İklim Değişikliği Başkanlığı diğer kamu kurumları, özel sektör, üniversiteler ve sivil toplum ile koordine bir şekilde Türkiye’nin iklim değişikliği ile mücadele ve yeşil dönüşüm sürecini yürütmektedir.
Türkiye 2021 yılında Paris Anlaşması’nı onaylayarak ve 2053 Net Sıfır Emisyon Hedefini açıklayarak yeşil kalkınma yolculuğunun en kritik adımını atmıştır. Bu kısa vadeli emisyon azaltımı hedefinin ve ayrıca iklim değişikliğine uyum gerçekleştirilmesi adına İklim Değişikliği Azaltım ve Uyum Eylem Planları hazırlanmıştır. Strateji belgemiz, Türkiye ekonomisinin uzun vadeli yeşil dönüşüm vizyonunu ve buna ilişkin sektörel dönüşüm stratejilerini ortaya koyan bir yol haritasıdır.

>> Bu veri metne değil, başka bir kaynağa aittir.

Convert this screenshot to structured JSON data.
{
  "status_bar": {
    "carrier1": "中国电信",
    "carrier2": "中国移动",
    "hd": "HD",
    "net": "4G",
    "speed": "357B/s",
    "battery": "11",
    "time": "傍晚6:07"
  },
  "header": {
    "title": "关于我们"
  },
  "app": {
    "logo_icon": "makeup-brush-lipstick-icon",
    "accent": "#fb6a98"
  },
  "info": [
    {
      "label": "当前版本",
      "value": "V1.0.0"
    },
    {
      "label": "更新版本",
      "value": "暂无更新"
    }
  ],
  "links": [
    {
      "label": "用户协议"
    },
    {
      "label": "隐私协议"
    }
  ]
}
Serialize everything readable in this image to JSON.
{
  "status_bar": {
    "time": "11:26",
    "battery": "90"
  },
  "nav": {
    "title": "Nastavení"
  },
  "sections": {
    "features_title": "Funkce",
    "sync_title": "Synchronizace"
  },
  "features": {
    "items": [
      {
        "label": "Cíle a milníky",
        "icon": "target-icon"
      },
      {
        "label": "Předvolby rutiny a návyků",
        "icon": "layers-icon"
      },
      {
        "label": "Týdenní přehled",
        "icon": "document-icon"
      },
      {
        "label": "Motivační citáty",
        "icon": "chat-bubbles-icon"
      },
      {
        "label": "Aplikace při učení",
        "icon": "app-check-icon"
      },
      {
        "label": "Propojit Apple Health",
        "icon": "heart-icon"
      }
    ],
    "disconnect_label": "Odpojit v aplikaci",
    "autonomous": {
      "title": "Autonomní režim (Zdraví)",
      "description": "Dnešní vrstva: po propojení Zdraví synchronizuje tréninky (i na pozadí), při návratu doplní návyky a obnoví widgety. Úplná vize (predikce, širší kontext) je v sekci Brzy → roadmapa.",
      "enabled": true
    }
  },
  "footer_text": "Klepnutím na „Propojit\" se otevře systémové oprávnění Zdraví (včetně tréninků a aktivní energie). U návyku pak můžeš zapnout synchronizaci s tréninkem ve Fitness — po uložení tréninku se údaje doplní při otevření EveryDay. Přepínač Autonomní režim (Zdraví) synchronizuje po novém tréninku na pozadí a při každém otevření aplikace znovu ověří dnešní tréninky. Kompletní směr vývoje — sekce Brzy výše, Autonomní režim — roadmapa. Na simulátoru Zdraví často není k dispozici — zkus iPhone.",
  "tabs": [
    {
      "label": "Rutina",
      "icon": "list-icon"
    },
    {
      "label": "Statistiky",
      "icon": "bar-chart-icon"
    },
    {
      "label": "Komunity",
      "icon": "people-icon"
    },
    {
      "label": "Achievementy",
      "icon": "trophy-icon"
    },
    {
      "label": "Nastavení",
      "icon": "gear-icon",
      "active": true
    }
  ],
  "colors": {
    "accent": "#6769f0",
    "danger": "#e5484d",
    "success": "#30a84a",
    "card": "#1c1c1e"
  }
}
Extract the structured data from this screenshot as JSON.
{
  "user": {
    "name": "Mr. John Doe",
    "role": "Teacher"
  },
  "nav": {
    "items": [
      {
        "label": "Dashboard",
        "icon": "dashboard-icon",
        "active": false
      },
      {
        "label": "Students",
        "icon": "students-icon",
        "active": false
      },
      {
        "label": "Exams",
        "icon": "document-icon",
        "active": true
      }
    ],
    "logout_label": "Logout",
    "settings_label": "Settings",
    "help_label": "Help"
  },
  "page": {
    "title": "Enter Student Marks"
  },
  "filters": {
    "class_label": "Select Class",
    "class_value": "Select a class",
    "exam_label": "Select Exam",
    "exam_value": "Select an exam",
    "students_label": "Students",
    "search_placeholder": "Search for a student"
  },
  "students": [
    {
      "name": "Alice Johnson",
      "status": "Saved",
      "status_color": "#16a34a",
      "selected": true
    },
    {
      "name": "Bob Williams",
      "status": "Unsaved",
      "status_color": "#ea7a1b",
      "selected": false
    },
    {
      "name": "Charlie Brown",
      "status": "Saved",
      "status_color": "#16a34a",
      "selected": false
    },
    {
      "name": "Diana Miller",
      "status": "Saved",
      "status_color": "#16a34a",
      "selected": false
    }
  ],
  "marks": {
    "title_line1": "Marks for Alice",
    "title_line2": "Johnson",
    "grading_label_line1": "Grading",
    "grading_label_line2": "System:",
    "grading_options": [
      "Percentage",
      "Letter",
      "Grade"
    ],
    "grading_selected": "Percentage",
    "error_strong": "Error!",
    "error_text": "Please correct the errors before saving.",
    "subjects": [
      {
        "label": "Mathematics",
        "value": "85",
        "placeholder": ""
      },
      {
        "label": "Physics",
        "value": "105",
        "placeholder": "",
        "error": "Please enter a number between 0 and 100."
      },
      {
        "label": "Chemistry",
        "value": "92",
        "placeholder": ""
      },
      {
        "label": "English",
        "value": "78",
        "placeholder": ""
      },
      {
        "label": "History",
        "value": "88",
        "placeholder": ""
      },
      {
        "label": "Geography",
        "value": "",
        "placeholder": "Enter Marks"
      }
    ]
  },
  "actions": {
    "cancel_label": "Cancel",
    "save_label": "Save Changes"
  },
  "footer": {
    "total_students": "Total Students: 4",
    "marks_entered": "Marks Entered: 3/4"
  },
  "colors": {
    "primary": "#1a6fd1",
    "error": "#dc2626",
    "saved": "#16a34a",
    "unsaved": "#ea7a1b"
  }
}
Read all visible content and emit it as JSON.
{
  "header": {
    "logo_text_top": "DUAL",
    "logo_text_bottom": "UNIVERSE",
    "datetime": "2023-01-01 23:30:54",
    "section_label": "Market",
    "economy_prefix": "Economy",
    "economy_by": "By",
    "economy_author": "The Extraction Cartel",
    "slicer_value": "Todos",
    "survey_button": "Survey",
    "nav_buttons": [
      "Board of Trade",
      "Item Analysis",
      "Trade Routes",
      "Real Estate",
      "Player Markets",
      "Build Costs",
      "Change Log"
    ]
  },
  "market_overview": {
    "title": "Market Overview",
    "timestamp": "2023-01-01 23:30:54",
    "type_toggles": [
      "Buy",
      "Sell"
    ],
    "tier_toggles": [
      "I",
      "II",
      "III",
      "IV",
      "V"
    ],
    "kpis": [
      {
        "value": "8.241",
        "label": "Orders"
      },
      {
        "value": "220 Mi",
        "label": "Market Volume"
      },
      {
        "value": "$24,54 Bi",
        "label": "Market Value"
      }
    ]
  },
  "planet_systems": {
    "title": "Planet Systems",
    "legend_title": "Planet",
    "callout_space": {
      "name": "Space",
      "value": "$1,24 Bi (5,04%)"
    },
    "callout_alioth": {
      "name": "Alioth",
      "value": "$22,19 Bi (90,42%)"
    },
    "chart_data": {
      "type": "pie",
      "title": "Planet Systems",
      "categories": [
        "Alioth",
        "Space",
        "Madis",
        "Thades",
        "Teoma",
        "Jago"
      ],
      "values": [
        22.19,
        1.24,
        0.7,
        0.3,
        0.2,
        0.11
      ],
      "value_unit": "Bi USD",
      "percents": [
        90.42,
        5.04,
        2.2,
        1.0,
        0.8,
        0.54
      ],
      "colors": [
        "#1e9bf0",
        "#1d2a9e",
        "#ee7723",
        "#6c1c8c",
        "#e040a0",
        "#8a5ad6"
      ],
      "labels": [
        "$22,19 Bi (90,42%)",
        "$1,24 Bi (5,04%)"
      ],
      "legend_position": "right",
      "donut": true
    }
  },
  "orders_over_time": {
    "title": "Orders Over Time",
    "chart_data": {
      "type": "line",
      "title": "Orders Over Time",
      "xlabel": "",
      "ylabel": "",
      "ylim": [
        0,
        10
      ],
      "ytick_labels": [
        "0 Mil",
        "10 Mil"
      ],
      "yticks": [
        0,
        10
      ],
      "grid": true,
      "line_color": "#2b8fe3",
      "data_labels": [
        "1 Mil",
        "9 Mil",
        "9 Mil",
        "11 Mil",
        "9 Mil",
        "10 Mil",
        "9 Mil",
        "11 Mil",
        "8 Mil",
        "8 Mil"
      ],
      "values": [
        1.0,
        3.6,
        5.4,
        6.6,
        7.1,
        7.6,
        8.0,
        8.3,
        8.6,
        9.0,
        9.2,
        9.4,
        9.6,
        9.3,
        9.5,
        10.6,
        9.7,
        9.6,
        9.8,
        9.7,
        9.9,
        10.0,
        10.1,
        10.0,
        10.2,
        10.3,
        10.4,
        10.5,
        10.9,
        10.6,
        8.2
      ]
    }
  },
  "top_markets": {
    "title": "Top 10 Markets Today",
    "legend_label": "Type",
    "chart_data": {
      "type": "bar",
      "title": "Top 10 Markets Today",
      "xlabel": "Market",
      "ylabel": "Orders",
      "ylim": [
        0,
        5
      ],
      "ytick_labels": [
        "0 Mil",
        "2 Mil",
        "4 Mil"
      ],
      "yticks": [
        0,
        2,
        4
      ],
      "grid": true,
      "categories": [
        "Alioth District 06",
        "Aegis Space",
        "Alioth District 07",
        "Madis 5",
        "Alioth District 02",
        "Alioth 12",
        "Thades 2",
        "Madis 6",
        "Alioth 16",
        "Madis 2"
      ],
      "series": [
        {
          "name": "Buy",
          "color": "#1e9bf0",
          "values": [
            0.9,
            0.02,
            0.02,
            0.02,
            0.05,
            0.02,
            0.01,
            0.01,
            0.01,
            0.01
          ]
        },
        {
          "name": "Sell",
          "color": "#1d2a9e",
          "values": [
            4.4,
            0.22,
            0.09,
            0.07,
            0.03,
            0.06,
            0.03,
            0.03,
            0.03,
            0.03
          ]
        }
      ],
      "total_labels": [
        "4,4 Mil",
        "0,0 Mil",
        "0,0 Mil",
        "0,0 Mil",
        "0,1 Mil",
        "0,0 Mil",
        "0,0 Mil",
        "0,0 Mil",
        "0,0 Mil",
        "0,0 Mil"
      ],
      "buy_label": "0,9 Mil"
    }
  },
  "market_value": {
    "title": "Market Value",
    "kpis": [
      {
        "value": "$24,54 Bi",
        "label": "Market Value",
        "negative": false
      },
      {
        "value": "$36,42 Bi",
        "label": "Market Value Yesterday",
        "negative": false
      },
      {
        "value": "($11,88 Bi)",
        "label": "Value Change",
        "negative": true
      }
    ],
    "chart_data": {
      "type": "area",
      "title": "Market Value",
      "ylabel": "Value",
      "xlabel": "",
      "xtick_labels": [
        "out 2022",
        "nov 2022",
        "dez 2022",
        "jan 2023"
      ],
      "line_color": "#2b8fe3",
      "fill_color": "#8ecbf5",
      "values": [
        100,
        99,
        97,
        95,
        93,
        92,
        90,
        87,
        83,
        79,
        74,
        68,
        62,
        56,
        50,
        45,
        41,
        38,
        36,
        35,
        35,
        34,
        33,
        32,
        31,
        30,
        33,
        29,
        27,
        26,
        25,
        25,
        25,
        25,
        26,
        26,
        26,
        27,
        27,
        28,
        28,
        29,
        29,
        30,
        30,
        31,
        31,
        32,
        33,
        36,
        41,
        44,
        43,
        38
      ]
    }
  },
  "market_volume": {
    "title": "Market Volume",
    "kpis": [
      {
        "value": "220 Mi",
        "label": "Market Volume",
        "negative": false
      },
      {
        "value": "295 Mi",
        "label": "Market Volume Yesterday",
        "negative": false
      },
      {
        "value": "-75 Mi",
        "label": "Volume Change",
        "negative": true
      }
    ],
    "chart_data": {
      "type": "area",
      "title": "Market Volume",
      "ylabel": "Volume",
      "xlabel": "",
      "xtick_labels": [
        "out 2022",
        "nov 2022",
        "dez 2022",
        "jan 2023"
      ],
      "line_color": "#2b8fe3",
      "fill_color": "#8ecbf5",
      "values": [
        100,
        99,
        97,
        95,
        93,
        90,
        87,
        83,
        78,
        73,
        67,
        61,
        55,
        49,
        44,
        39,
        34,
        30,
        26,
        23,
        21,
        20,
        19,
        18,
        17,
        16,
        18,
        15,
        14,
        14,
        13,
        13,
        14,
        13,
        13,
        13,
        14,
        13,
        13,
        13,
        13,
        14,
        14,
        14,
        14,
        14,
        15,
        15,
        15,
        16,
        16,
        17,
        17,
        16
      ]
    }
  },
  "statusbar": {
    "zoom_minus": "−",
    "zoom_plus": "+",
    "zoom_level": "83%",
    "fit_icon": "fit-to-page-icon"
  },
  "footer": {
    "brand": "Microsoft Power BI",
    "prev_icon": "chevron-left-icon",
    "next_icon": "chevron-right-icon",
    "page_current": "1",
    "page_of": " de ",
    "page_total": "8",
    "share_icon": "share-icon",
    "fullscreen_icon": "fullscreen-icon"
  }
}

“Elektrikli araç altyapısının geliştirilmesi ile toplu taşımanın teşvik edilmesi, sera gazı emisyonlarını azaltmaya yönelik somut adımlar olacaktır…”
Ulaştırma ve binalar sektörlerinde elektrifikasyona çok büyük önem vermekteyiz. Özellikle elektrikli araç altyapısının geliştirilmesi ve mikromobilite ile toplu taşımanın teşvik edilmesi, sera gazı emisyonlarını azaltmaya yönelik somut adımlar arasında yer almaktadır.
Türkiye’de bir hidrojen ekonomisinin altyapısının kurulması ile özellikle emisyon azaltımının oldukça zorlu olduğu sanayi ve lojistik sektörlerinde gerekli dönüşümü sağlamayı hedefliyoruz.
2030 yılına kadar 5 GW, 2053 yılına kadar ise 70 GW elektrilizör kapasitesine ulaşıp hidrojen teknolojilerinin ülkemizde yaygın bir dönüşümünü sağlamayı planlıyoruz.
Çevrimiçi düzenlenen panele SKD Türkiye Yönetim Kurulu Başkanı Ediz Günsel, İstanbul Politikalar Merkezi, İklim Değişikliği Koordinatörü Dr. Ümit Şahin, SKD Türkiye Yüksek İstişare Kurulu Başkanı Ebru Dildar Edin ve alanında uzman panelistler katıldı.